Le CNC recommande de faire passer la VOD à 4 mois
Dans un document confidentiel distribué aux seuls professionnels du cinéma, le centre national de la cinématographie (CNC), propose d’abaisser la première fenêtre d’exploitation de la vidéo à la demande (VOD ou VàD) à quatre mois après la sortie en salle - ce délai serait le même pour les DVD.
Puisque la mode est au raccourcissement, le CNC suggère donc de revoir le délai imparti avant diffusion d’un film pour les chaînes cryptées comme Canal+. Il pourrait être ramené à 9 ou 10 mois au lieu des 12 actuels, et 6 pour les services de paiement à la séance. De même, et par un effet de domino, la première exploitation d’un film sur une chaîne gratuite qui est de 24 mois, serait avancée de 2 à 3 mois également. D’autant que, comme l’indique le CNC, "cette attractivité pourrait être accrue s’il était convenu d’un raccourcissement de la durée de la fenêtre de télévision payante, par exemple de 2 mois".
Ce n’est pas tout. Le CNC a également fait des propositions sur la catch-up TV, la fameuse télévision de rattrapage. Il recommande de limiter la fenêtre de catch-up à sept jours seulement, pour "l’arrimer à la diffusion télévisuelle, dont il doit constituer un droit d’exploitation secondaire et valorisé". La révision de la chronologie des médias se poursuit avec la VOD gratuite, celle qui serait financée par la publicité par exemple. Sur ce point le CNC est on ne peut plus clair : "La vidéo à la demande gratuite pour le consommateur ne devrait pouvoir intervenir qu’à l’issue de l’expiration des droits de première diffusion par une chaîne gratuite". Tandis que la VOD par abonnement commencerait en même temps que la diffusion sur une chaîne payante.
le temps presse
L’un des points les plus disputés entre exploitants, producteurs mais surtout les diffuseurs concerne non pas l’ouverture des fenêtres d’exploitation mais leur fermeture. Le CNC préconise donc une mesure radicale avec la fermeture définitive de la fenêtre plutôt qu’une succession d’ouvertures et de fermetures jugée "peu lisibles pour le consommateur". Si le législateur suit ce raisonnement le consommateur ne pourra profiter d’un film sur les services de VOD que pendant un maximum de deux mois. Enfin, pour ne pas trop froisser les exploitants, ceux qui diffusent les films dans les salles de cinéma, le CNC indique qu’il serait judicieux de "prohiber la promotion des films sur les services de VàD plus d’une semaine avant l’ouverture de la fenêtre correspondante". Même prudence vis à vis des éditeurs de chaînes payantes, puisque le CNC demande à ce que "les campagnes promotionnelles sur les sites de VàD pendant 4 à 8 semaines avant l’ouverture de la fenêtre de télévision payante" soient interdites.

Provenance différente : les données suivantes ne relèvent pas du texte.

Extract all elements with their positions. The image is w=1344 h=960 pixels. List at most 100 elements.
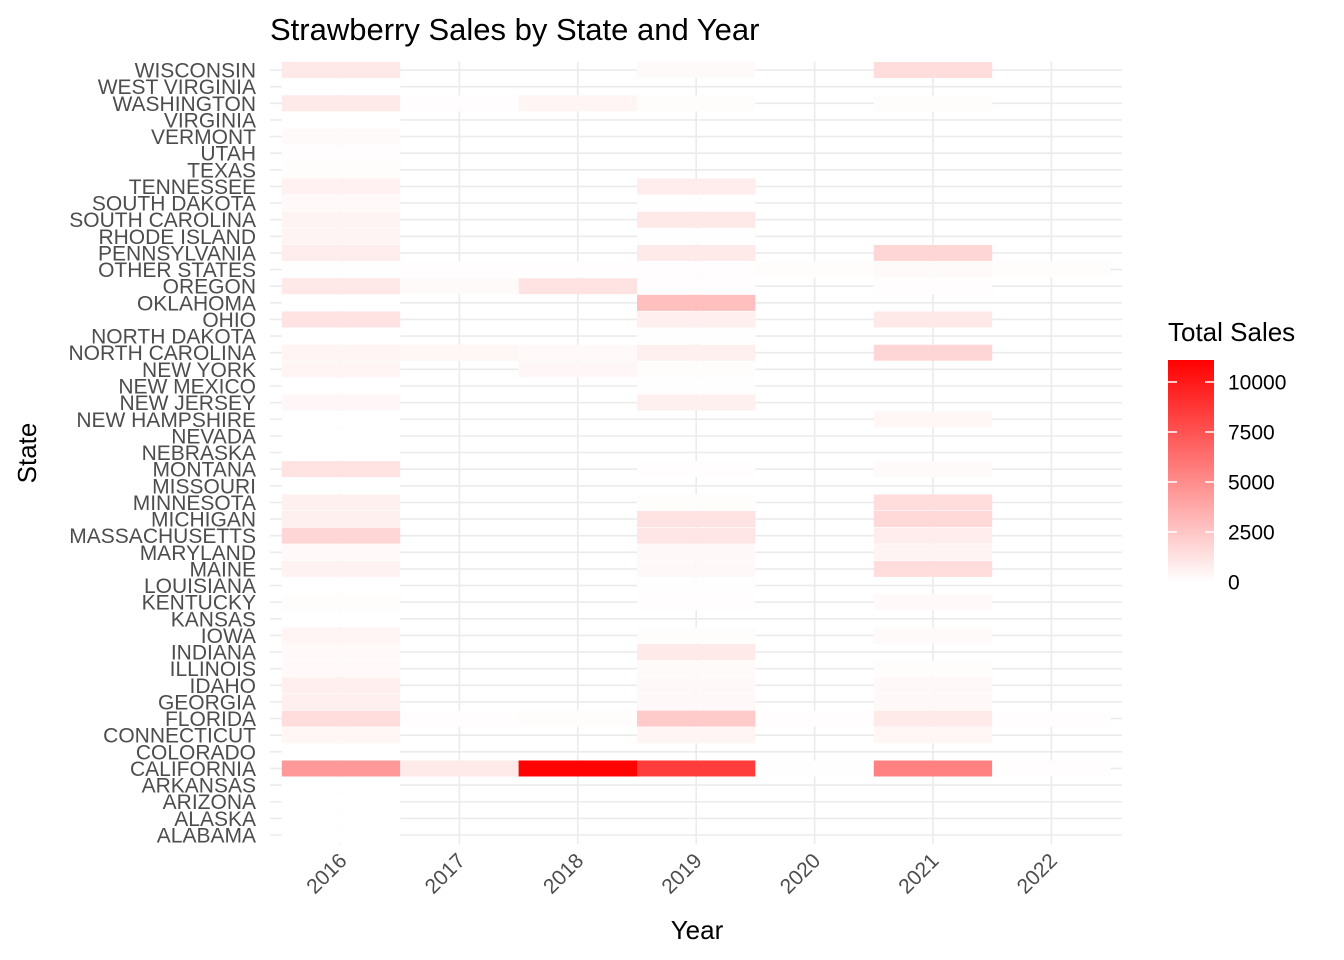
heatmap-cell [755,760,874,777]
legend-ticks: 0 2500 5000 7500 10000 [1168,372,1286,595]
heatmap-cell [400,344,519,361]
heatmap-cell [281,560,401,577]
heatmap-cell [281,710,401,727]
heatmap-cell [518,710,637,727]
heatmap-cell [281,178,401,195]
heatmap-cell [637,178,756,195]
heatmap-cell [873,494,993,511]
heatmap-cell [637,710,756,727]
y-tick-label: OREGON [163,276,256,299]
heatmap-cell [281,311,401,328]
heatmap-cell [400,278,519,295]
heatmap-cell [281,727,401,744]
heatmap-cell [637,228,756,245]
heatmap-cell [281,627,401,644]
y-tick-label: SOUTH DAKOTA [92,193,256,216]
y-tick-label: KENTUCKY [142,592,256,615]
heatmap-cell [281,527,401,544]
heatmap-cell [755,710,874,727]
heatmap-cell [400,710,519,727]
heatmap-cell [281,394,401,411]
y-tick-label: KANSAS [171,608,256,631]
heatmap-cell [637,311,756,328]
heatmap-cell [518,278,637,295]
heatmap-cell [281,693,401,710]
heatmap-cell [637,62,756,79]
heatmap-cell [281,361,401,378]
x-tick-label: 2021 [894,849,943,898]
y-tick-label: NEVADA [171,425,256,448]
heatmap-cell [281,261,401,278]
heatmap-cell [281,328,401,345]
heatmap-cell [637,195,756,212]
heatmap-cell [518,361,637,378]
heatmap-cell [281,278,401,295]
heatmap-cell [637,394,756,411]
heatmap-cell [281,677,401,694]
heatmap-cell [637,727,756,744]
heatmap-cell [637,278,756,295]
y-tick-label: ILLINOIS [170,658,256,681]
heatmap-cell [637,511,756,528]
heatmap-cell [281,810,401,827]
y-tick-label: VIRGINIA [164,109,256,132]
y-tick-label: OKLAHOMA [137,292,256,315]
y-tick-label: CALIFORNIA [130,758,256,781]
heatmap-cell [281,610,401,627]
heatmap-cell [873,278,993,295]
y-tick-label: NORTH CAROLINA [69,342,256,365]
heatmap-cell [873,311,993,328]
heatmap-cell [518,760,637,777]
heatmap-cell [873,95,993,112]
y-tick-label: UTAH [200,143,256,166]
heatmap-cell [873,660,993,677]
heatmap-cell [873,511,993,528]
heatmap-cell [281,294,401,311]
heatmap-cell [637,244,756,261]
y-tick-label: IDAHO [189,675,256,698]
heatmap-cell [637,660,756,677]
heatmap-cell [637,211,756,228]
heatmap-cell [518,344,637,361]
legend-tick-label: 2500 [1228,522,1275,545]
heatmap-cell [281,244,401,261]
x-axis-title: Year [671,915,724,945]
heatmap-cell [637,95,756,112]
heatmap-cell [637,644,756,661]
y-tick-label: MASSACHUSETTS [69,525,256,548]
heatmap-cell [637,328,756,345]
heatmap-cell [873,461,993,478]
heatmap-cell [400,760,519,777]
heatmap-cell [873,62,993,79]
y-axis-title: State [12,423,42,484]
heatmap-cell [992,261,1111,278]
heatmap-cell [400,95,519,112]
legend-tick-label: 0 [1228,572,1240,595]
y-axis-ticks: ALABAMAALASKAARIZONAARKANSASCALIFORNIACO… [69,60,257,848]
y-tick-label: FLORIDA [165,708,256,731]
heatmap-cell [637,760,756,777]
y-tick-label: IOWA [201,625,256,648]
y-tick-label: OTHER STATES [98,259,256,282]
y-tick-label: INDIANA [171,642,256,665]
x-tick-label: 2022 [1013,849,1062,898]
legend-tick-label: 5000 [1228,472,1275,495]
heatmap-cell [281,511,401,528]
heatmap-cell [281,644,401,661]
y-tick-label: RHODE ISLAND [98,226,256,249]
heatmap-cell [637,693,756,710]
y-tick-label: WISCONSIN [135,60,256,83]
heatmap-cell [873,677,993,694]
y-tick-label: ARIZONA [163,791,256,814]
heatmap-cell [281,660,401,677]
heatmap-cell [518,261,637,278]
heatmap-cell [637,377,756,394]
heatmap-cell [755,261,874,278]
y-tick-label: MARYLAND [140,542,256,565]
heatmap-cell [281,544,401,561]
heatmap-cell [873,411,993,428]
heatmap-cell [873,560,993,577]
y-tick-label: LOUISIANA [144,575,256,598]
color-legend: Total Sales 0 2500 5000 7500 10000 [1168,317,1295,595]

Pour arriver à dresser cette liste de recommandations, le CNC a demandé à tous les professionnels du septième art et de la télévision le 31 octobre dernier de répondre à un questionnaire, dont il livre aujourd’hui la synthèse. Le ministère de la Culture et de la Communication a évidemment reçu ces conclusions. Celles-ci pourront encore être modifiées avant que la rue de Valois ne s’en serve afin de proposer une base législative lors des prochaines discussions avec les représentants du cinéma. Une refonte complète de la chronologie des médias, avec à la clef un resserrement des fenêtres de diffusion, apparaît aujourd’hui comme une compensation alors que le gouvernement s’apprête à défendre la riposte graduée devant les parlementaires.

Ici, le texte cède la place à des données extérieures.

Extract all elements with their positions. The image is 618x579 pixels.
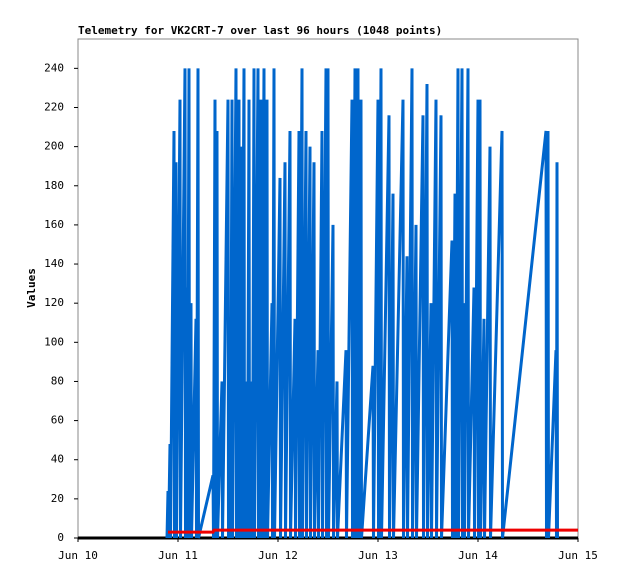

Le temps presse puisque, depuis plus d’un an, le cinéma n’a plus de textes de référence pour définir la chronologie de médias sur la VOD. Le réalisation Luc Besson a dernièrement proposé de mettre la VOD en simultanée avec la sortie salle, pour contrer la diffusion pirate d’un film sur le P2P. Une proposition qui paraît peu crédible.